Because this is clearly the beginning and end of my fifteen minutes, I will paste a few comments from the post:

  • This is basically a marriage proposal to us as a group, right? We accept so hard.
  • This is the best thing that has ever happened in the known universe, space, and time. Ever.
  • I am not going to get any work done for the rest of the day…
  • this is making me positively giddy
  • Firmly believing that the entire Gawker Media empire was brought into existence specifically so this moment could happen. This is fantastic. BRING ON THE AMBITIOUS CORNDOGS, Y’ALL.
  • Whoever made this is a goddamn genius.
  • You are doing a wonderful service for your country! Love love love this.
  • Somebody please tweet this to Colbert? He’s been doing incredible take-downs of Trump and I’m sure would love to demo this on the Late Show.
  • Installing this on my work PC was a mistake. I’m crying.

In the words of Ken Burns, I think this really is my Best Idea.



nbc-fires-donald-trump-after-he-calls-mexicans-rapists-and-drug-runnersApropos of nothing, I have written a very simple Chrome extension (and a Firefox add-on) that replaces references to the Short-Fingered Vulgarian with any of several other aliases. The initial “seed” for the list came from Jezebel, which published a list of 70 such names for the Cheeto-Faced Ferret’s 70th birthday.

I really should take the time to make this plugin user-configurable, so that you can add your own insults.  However, that seems a lot of work for something that basically works ok as it is. If you want to see the (very simple) code, check it out here on Github. I’ll take pull requests. [Edit 7/6: have now done this and the link above points to the new version. Original version still available here.]

I plan to add new insults as I come across them (feel free to provide), at least through November 2016. If you have suggestions, please note that I’m only using family-friendly insults.

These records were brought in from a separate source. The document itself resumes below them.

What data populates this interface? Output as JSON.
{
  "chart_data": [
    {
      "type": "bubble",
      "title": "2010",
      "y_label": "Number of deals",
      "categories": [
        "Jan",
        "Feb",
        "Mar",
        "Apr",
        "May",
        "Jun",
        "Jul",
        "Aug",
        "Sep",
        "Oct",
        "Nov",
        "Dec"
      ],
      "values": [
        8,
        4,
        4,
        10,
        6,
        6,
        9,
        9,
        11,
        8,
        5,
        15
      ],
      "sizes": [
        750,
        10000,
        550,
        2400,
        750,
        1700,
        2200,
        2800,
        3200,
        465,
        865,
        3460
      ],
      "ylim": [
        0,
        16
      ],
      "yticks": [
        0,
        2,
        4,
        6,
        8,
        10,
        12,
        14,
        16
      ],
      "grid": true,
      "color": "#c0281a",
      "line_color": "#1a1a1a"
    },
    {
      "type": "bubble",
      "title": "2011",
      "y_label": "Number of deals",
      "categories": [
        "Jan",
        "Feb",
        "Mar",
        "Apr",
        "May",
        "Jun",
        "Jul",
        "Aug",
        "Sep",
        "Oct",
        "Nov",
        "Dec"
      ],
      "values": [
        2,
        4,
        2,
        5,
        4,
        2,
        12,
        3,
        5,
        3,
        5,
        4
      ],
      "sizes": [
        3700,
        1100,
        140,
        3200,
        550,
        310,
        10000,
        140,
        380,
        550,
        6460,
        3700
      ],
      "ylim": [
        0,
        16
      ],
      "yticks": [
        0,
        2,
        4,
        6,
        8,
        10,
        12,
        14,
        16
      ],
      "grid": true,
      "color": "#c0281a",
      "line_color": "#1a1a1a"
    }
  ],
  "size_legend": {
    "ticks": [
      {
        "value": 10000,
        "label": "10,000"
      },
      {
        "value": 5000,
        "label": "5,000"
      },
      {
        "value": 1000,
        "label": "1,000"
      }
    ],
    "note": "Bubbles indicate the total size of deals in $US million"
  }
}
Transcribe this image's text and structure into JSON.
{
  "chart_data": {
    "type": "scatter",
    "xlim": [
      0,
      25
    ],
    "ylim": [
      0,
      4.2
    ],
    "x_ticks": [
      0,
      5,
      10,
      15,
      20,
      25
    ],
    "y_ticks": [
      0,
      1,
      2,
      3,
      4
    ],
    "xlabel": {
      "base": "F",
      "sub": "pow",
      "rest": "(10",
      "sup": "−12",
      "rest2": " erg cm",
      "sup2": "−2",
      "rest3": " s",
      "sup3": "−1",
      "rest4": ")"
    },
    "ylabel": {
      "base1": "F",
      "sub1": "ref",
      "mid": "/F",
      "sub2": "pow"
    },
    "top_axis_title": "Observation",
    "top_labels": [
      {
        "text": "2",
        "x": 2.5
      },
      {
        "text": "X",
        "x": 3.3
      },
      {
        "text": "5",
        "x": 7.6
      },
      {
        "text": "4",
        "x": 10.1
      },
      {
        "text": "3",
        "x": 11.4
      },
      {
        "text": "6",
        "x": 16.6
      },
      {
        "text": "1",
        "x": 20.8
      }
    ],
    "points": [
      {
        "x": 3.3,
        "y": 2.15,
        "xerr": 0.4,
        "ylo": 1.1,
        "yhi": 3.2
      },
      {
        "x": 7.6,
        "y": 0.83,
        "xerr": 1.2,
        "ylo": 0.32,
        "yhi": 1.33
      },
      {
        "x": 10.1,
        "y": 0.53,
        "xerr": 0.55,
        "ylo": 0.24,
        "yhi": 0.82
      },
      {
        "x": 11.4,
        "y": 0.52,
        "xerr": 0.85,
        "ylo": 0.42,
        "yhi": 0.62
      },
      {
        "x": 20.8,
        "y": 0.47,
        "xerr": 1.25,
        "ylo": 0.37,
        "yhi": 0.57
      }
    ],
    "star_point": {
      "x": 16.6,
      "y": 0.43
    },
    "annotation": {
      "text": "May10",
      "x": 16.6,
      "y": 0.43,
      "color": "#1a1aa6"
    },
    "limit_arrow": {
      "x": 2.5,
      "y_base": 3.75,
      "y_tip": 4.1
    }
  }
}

PS — A few people have noted that the plugin doesn’t run on this or that website. That’s because it uses a whitelist of websites. I chose to do this to make the plugin as compatible and friendly as possible. It will run on the New York Times, but not on GMail, for example, nor will it interfere with your transactions at First National Bank of Trump. If you are running the current version, Detrumpify2, you can change that list yourself by adjusting the configuration file. If using the “classic” version, you’ll have to write me and ask to change it, and when I do, you’ll have to re-approve the plugin with the new permissions. Because of that, I’m going to try to avoid adding new sites to the “classic” extension too many more times.